Five of the seven members of Polk County, FL school board have decided that teaching intelligent design as an alternative to evolution won't be necessary afterall.
Ask the Polk County School Board. The panel made news last month when five of its seven members declared a personal belief in the concept of intelligent design, the religiously based explanation of the development of life believed in by many Christians.You heard right. The Church of the Flying Spaghetti Monster actually exists. And, they piled so much ridicule on the school board that it became a public embarassment. It didn't hurt that a science-focused State polytechnic campus of the University of South Florida is being built in Polk County also.
Four of those five sympathetic board members said they would like to see intelligent design taught in Polk schools as an alternative to Darwinian evolution, at a time when new state standards mentioning evolution by name for the first time are under consideration.
Just like that, it appeared the Darwin wars had found their newest battlefield.
Yet a few weeks later, the controversy is dying with a whimper. There's no board support for a challenge to the proposed standards.

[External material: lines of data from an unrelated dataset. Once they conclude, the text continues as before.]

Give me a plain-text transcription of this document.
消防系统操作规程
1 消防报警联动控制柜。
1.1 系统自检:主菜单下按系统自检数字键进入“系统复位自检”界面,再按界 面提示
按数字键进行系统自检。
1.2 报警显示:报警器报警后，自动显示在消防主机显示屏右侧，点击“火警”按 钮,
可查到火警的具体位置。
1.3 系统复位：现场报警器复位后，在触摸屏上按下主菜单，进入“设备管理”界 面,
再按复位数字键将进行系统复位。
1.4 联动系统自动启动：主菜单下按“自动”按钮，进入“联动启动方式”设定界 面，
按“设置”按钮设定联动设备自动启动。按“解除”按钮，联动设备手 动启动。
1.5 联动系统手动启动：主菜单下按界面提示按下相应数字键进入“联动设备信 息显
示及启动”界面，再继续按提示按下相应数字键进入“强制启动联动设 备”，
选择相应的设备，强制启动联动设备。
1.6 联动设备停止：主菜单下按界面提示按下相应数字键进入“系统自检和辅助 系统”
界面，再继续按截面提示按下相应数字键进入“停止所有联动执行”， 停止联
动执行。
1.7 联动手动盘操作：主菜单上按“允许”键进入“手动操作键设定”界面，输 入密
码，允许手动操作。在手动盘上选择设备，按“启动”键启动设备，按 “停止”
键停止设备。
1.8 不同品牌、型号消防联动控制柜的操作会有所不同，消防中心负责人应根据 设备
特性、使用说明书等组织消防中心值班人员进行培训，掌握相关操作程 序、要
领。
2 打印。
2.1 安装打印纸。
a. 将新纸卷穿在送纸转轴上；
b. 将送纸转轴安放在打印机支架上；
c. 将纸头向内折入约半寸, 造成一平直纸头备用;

Some of the five school board members blame the local newspaper for trying to start a fight.
"It's not our agenda," said Tim Harris, one of the board members. "My personal opinion and how I vote don't always jibe."
What happened? You can start with the Church of the Flying Spaghetti Monster.
Backers see it as a potential economic engine and keystone of a high-tech I-4 corridor. They envision creating business incubators and luring technology companies.
So what was the reaction to news of intelligent design talk?
"I was surprised," said Marshall Goodman, a USF vice president and CEO of the existing and future Lakeland campuses.
Goodman, who has worked to promote the new campus among Polk's civic, business and political leaders, stopped short of criticizing local school board members. Intelligent design, however, merited no such tact.
"It's not science," Goodman said. "You can't even call it pseudo-science."